Wednesday, June 19, 2013

Things Are Getting Graphic

A while back, I posted about reading my first graphic novel, Saga.  I really, really enjoyed it and kind of fell in love with the genre too, so I immediately started looking for others to read, since the second Saga collection doesn't come out for a few more weeks from now.  

The first one I read was Persepolis.


Persepolis is an autobiographical novel about a girl growing up in Iran during the Islamic revolution.  It begins when she is a very young but very observant girl, being raised by modern parents who don't necessarily abide by the rules of political Islam.  She is heavily influenced by her free thinking parents and grandmother, and becomes more and more rebellious.  At a particularly dangerous time in the revolution, Marjane's parents send her to Europe to live in Austria, where she becomes an artist, a girlfriend, a drug dealer, an ex-girlfriend, homeless and eventually desperate to return home, which she does.  The novel continues from there, her return to Iran, her difficulty adjusting to the same old regime, struggles with depression, and her eventual life changes.  

I found this novel hard to get into at first, but when I did, I couldn't put it down and I loved it.  I loved that I learned so much about life in Iran, especially from the point of view of a modern thinking woman, during some very repressive times in that country.  It made me appreciate how easy we have it here in Canada and the struggles that people have every day in other places.

After I finished Persepolis, I didn't know what to read next, so I dug through BF's collection and narrowed it down to From Hell and The Walking Dead.  When I am stuck between book choices, I usually read the first page of each of the short listed ones and choose the one that makes me immediately want to read page two.  I read the first page of The Walking Dead and didn't even bother with the other.  

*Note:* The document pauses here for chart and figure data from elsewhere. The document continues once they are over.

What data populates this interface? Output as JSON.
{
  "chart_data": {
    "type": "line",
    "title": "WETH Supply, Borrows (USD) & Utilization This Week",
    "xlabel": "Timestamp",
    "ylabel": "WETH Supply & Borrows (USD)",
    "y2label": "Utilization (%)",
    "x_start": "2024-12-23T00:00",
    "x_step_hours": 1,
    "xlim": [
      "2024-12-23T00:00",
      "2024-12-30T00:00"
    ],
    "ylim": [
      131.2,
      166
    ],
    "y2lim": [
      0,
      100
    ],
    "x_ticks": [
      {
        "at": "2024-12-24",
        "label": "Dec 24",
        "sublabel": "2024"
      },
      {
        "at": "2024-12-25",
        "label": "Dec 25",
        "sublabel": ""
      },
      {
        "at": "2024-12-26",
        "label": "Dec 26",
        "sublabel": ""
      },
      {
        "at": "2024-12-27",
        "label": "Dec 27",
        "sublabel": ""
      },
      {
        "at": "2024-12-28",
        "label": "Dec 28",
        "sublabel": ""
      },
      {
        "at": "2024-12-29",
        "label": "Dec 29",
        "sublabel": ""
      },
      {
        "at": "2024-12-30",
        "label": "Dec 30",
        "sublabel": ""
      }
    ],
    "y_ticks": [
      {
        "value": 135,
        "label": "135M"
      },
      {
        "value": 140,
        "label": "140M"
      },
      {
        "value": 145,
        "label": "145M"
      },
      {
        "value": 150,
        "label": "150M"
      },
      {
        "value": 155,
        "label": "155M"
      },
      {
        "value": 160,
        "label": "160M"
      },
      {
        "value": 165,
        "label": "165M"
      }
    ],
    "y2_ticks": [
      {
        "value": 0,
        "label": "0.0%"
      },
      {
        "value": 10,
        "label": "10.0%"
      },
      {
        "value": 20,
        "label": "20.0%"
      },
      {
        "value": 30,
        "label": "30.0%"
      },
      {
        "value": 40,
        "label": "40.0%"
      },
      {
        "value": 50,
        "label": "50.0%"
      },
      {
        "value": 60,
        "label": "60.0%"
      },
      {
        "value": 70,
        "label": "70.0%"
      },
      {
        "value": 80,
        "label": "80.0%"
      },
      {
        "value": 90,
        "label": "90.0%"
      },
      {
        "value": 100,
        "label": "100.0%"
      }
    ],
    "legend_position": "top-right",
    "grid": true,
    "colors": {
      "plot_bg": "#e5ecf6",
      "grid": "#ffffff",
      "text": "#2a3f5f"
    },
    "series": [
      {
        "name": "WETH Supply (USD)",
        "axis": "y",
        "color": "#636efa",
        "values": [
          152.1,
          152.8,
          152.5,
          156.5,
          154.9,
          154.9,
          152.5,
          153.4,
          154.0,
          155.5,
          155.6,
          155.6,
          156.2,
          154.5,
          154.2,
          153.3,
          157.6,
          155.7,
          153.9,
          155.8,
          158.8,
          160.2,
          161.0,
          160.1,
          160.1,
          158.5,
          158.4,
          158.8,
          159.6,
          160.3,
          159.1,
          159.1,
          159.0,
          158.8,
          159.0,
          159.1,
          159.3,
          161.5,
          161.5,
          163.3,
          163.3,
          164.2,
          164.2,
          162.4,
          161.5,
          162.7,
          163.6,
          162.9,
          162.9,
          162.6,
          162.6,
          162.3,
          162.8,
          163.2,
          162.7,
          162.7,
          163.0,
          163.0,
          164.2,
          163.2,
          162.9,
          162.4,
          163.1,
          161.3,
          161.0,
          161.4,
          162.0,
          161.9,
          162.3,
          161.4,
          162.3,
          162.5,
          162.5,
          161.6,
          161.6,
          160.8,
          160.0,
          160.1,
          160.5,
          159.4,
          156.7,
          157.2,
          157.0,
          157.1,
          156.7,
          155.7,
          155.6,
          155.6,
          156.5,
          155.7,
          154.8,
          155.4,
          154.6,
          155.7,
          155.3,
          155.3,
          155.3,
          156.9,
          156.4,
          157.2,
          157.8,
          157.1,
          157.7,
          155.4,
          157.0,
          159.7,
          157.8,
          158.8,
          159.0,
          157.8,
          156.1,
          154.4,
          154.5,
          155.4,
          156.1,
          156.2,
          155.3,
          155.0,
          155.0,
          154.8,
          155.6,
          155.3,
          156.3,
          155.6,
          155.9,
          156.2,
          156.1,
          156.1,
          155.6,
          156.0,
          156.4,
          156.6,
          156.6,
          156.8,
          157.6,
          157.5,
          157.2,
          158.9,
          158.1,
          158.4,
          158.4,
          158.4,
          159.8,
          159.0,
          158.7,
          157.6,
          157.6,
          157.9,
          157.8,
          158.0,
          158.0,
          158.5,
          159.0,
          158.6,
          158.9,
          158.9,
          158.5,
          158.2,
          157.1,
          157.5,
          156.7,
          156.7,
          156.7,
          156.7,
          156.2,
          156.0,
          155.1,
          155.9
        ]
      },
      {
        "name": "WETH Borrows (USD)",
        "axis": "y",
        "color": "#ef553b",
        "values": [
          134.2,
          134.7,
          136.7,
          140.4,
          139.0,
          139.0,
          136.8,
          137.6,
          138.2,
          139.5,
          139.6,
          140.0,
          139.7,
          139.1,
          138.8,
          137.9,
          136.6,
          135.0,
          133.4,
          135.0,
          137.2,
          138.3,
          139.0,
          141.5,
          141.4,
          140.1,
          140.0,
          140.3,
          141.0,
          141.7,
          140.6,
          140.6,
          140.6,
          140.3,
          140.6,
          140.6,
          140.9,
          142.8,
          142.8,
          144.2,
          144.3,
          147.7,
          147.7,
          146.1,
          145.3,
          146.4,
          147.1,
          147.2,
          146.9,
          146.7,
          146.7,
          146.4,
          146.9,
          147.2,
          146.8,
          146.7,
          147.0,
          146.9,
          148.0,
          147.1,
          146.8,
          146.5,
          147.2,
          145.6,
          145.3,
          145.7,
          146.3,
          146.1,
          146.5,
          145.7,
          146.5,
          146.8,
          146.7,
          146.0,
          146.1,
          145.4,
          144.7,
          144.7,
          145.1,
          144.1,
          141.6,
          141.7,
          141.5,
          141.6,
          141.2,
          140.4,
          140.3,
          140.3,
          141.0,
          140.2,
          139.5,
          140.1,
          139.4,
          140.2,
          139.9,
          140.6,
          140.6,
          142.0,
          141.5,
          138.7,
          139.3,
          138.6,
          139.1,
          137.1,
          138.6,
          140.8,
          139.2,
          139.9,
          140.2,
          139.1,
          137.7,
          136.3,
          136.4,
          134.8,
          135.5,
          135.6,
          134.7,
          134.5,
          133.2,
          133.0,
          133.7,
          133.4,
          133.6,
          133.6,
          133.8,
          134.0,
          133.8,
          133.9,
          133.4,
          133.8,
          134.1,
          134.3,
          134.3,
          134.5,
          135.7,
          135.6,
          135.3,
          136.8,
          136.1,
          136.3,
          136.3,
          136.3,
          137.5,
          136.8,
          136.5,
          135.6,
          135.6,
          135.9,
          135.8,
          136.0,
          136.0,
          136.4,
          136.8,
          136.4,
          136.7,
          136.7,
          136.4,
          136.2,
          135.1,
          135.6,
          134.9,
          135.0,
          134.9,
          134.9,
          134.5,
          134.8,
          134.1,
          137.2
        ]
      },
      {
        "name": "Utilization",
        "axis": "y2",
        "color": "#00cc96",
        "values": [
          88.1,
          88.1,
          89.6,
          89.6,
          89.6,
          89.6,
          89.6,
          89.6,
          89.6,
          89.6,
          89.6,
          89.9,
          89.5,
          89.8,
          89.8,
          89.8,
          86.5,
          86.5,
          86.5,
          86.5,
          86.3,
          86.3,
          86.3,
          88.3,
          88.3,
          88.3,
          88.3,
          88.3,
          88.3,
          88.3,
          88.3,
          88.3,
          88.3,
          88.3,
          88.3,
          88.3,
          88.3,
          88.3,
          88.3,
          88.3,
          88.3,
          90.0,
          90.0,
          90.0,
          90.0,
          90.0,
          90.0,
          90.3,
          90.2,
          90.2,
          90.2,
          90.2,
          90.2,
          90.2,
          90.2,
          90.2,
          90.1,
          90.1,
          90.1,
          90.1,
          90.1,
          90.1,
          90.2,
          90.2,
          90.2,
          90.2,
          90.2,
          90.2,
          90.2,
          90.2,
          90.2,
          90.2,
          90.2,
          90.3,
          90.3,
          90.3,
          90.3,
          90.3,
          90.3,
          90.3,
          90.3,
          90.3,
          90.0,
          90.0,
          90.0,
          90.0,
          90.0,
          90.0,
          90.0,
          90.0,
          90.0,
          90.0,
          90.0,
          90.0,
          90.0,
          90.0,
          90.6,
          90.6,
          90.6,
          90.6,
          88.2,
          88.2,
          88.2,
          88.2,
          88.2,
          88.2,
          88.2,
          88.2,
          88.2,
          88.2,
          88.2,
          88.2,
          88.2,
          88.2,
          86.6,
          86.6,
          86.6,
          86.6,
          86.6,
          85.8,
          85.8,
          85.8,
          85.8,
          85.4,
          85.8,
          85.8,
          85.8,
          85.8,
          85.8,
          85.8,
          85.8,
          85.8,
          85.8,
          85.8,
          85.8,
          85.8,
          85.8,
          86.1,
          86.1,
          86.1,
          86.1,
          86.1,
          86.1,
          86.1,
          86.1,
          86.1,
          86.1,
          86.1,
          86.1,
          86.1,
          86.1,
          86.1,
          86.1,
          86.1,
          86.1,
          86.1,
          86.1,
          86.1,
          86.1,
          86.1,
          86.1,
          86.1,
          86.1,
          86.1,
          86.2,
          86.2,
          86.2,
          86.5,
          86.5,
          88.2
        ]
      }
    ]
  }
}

BF had the first compendium, a collection of the first 48 issues of TWD.  I read its 1088 intensely dramatic and suspense-filled pages in two sunny afternoon sittings in my backyard.  There were times when I was so on the edge of my seat that I could have fallen and injured myself!  I love the show, but the books are so different, so much more powerful, the characters so much farther developed, that I just got sucked right in.  I can only imagine, if I'd been reading it in public, how funny I must have looked at times, eyes bugging out of my head, gasping in shock, biting my lip, laughing out loud, tearing up and every few minutes, exhaling like I'd just run a marathon.  Read it, friends, you won't be sorry.

Well just today, I finished the second compendium, issues 49-96, after another couple of afternoon sittings.  I defy anyone to try getting anything done if you have these books in your lap!

  
Many of the same characters return, and many new ones are introduced.  Like in the first collection, mad things happen, tensions run high, people die, people save the day and so on.  I read this one just as quickly because the characters, the situations are all very compelling, but I have to say, I thought the first part was better.  Only a couple times did I sit at the edge of my seat, eyebrows raised and teeth chattering.  Many, many characters were introduced in this part, and some seemed superfluous and don't play much of a part in the future; in fact some seem to simply dwindle off, and there are some story lines that seem almost like filler.

Nonetheless, I LOVED this series.  The first compendium came out in 2009, the second in 2012, so I guess from here I either start reading them as issues, or suffer through three or four years of waiting for the next one!  

In the meantime, friends, what should I read next?  Your suggestions are most welcome!